The head of the Wagner private military group has denied trying to overthrow the Russian government but redoubled his criticism of the country’s defence establishment in his first public comments since Saturday’s abortive march on Moscow.

In an 11-minute voice recording posted on Telegram on Monday, Yevgeny Prigozhin said his goal had been to protest against a recent decision to disband the militia and demonstrate the weakness of Russia’s domestic defences.

“We didn’t have the goal of toppling the existing regime, which is lawfully elected, as we have said many times,” said Prigozhin, who did not refer to President Vladimir Putin by name.

Instead, he wanted to “prevent the destruction” of Wagner and to hold to account those who “with their unprofessional actions, made a huge amount of mistakes” during Russia’s invasion of Ukraine.

His forces’ armed convoy came close to Moscow on Saturday evening in what Prigozhin termed a “march for justice” but abruptly turned back, ending the rebellion.

“Our decision to turn around came from two important factors,” he added. “The first was that we did not want to spill Russian blood. The second, we were marching to demonstrate our protest, not to unseat the government.”

Until the message on Monday afternoon, Prigozhin had not been seen or heard from since he drove away from the southern army headquarters in Rostov-on-Don that his Wagner militia briefly took over on Saturday. The Kremlin said at the weekend that the case against him “will be ended” and claimed Prigozhin had agreed to leave for Belarus. However, earlier on Monday state media reported that he still faced prosecution.

The warlord has railed against the leadership of the regular Russian army and against defence minister Sergei Shoigu for many months, accusing them of killing tens of thousands of Russian soldiers through corruption and poor planning.

The long-running feud came to a head in June after laws were passed to make all irregular forces — of which Wagner is the largest and most prominent — pledge allegiance to the defence ministry and subsume them into its structure.

Prigozhin said Wagner had been told it was being disbanded by July 1. But commanders and fighters, he claimed, were unwilling to cross over to the regular army, considering its poor performance and the risk this posed to their own survival.

Yet Wagner was willing to proceed as ordered, Prigozhin claimed, and was packing up its military equipment last week, planning to head to Rostov-on-Don in convoy on June 30 to hand everything over to the army.

Then on Friday, he claimed, Wagner base camps were hit with air strikes by the Russian military, killing over two dozen of its troops. A similar account was denied by the defence ministry on Friday evening.

“This was a trigger for us to decide to move out immediately,” Prigozhin said.

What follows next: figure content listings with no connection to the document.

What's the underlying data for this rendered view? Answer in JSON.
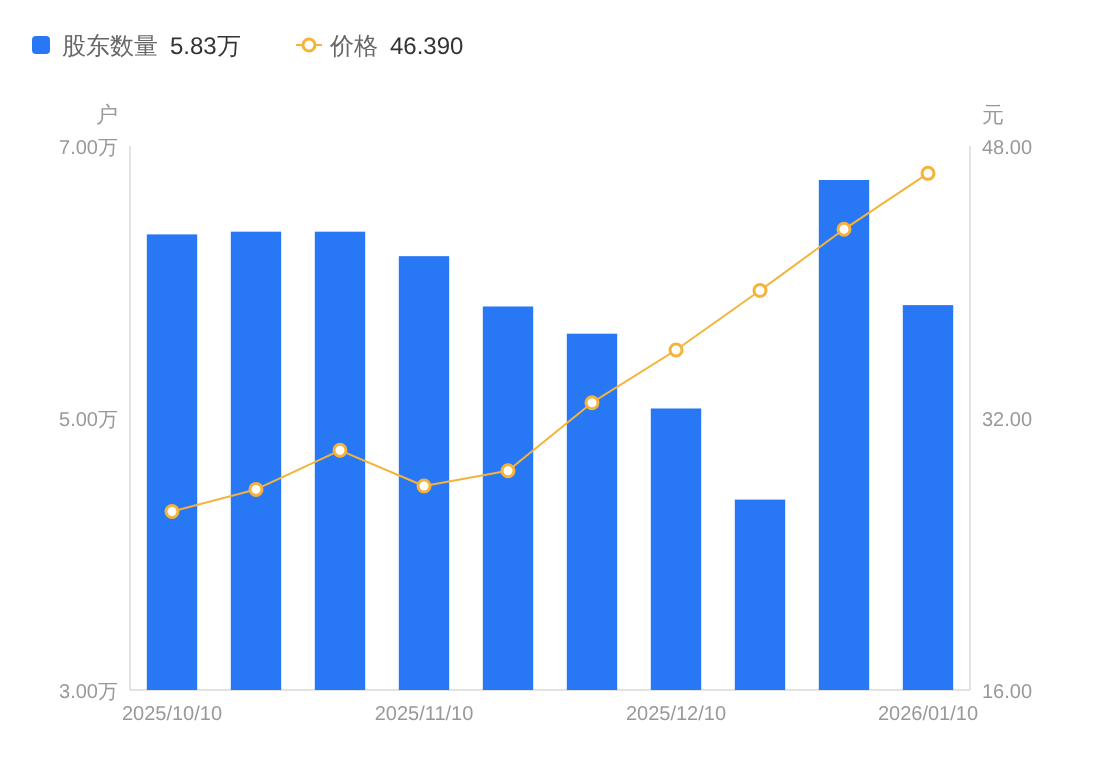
{
  "chart_data": {
    "type": "bar",
    "categories": [
      "2025/10/10",
      null,
      null,
      "2025/11/10",
      null,
      null,
      "2025/12/10",
      null,
      null,
      "2026/01/10"
    ],
    "ylabel": "户",
    "y2label": "元",
    "series": [
      {
        "name": "股东数量",
        "color": "#2878f6",
        "values": [
          6.35,
          6.37,
          6.37,
          6.19,
          5.82,
          5.62,
          5.07,
          4.4,
          6.75,
          5.83
        ]
      },
      {
        "name": "价格",
        "type": "line",
        "axis": "y2",
        "color": "#f6b33a",
        "marker": "circle",
        "values": [
          26.5,
          27.8,
          30.1,
          28.0,
          28.9,
          32.9,
          36.0,
          39.5,
          43.1,
          46.39
        ]
      }
    ],
    "annotations": [
      "5.83万",
      "46.390"
    ],
    "ylim": [
      3,
      7
    ],
    "yticks": [
      {
        "value": 3,
        "label": "3.00万"
      },
      {
        "value": 5,
        "label": "5.00万"
      },
      {
        "value": 7,
        "label": "7.00万"
      }
    ],
    "y2lim": [
      16,
      48
    ],
    "y2ticks": [
      {
        "value": 16,
        "label": "16.00"
      },
      {
        "value": 32,
        "label": "32.00"
      },
      {
        "value": 48,
        "label": "48.00"
      }
    ],
    "legend": "top left"
  }
}
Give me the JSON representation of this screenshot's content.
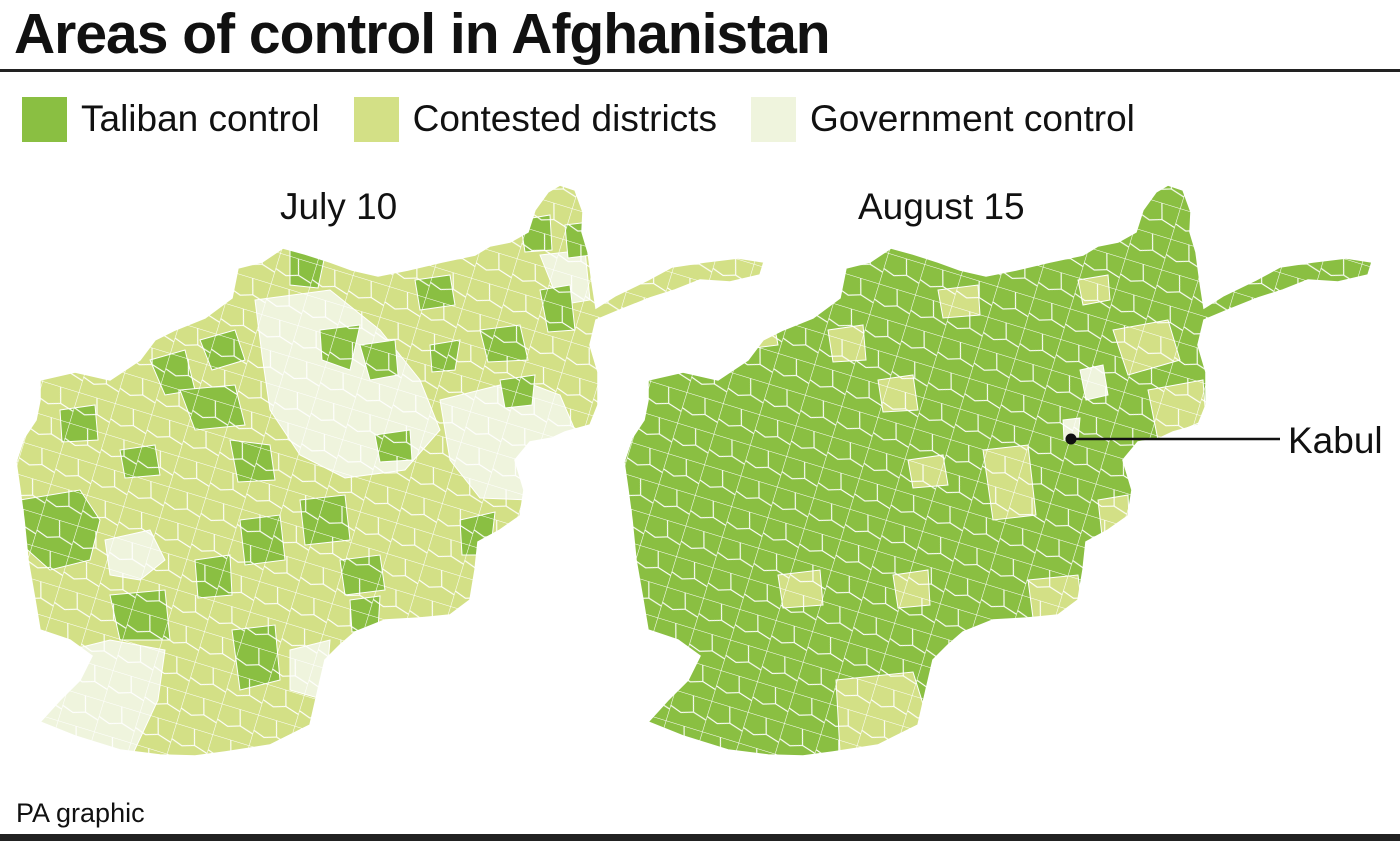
{
  "title": "Areas of control in Afghanistan",
  "legend": [
    {
      "label": "Taliban control",
      "color": "#8abf42"
    },
    {
      "label": "Contested districts",
      "color": "#d3e086"
    },
    {
      "label": "Government control",
      "color": "#eff4dd"
    }
  ],
  "maps": [
    {
      "label": "July 10",
      "base_status": "contested"
    },
    {
      "label": "August 15",
      "base_status": "taliban",
      "marker": "Kabul"
    }
  ],
  "source": "PA graphic"
}
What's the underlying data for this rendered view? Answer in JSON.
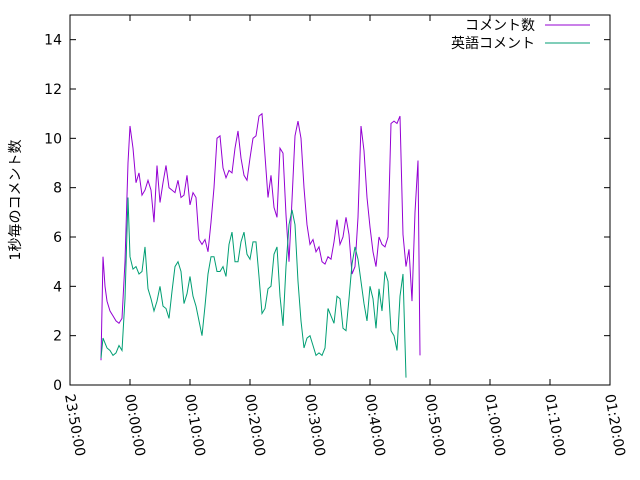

In his voice note on Monday, he also bragged about Wagner’s successes.

He said that if the army had had the same level of training and morale as Wagner, the invasion of Ukraine, which began on February 24 last year, “may have taken no more than a day”.

He said that his rapid progress during the weekend’s march — though it occurred within his own country — illustrated this fact.

“We demonstrated the level of organisation that the Russian army should have,” Prigozhin said, claiming that his forces crossed a total of 780km and stopped just 200km short of Moscow.

“It was a masterclass in how February 24 2022 should’ve looked.”

He said the militia not only managed to seize Rostov-on-Don, a major southern city and military HQ, but also managed to disarm the military obstacles placed in its way, and take over all the bases and airfields that lay in its path.

Residents, moreover, had been happy to see Wagner pass, Prigozhin claimed. “Civilians met us with Russian and Wagner flags . . . Many of them continue to write words of support, and others are disappointed that we stopped.”

The Kremlin did not immediately respond to a request for comment.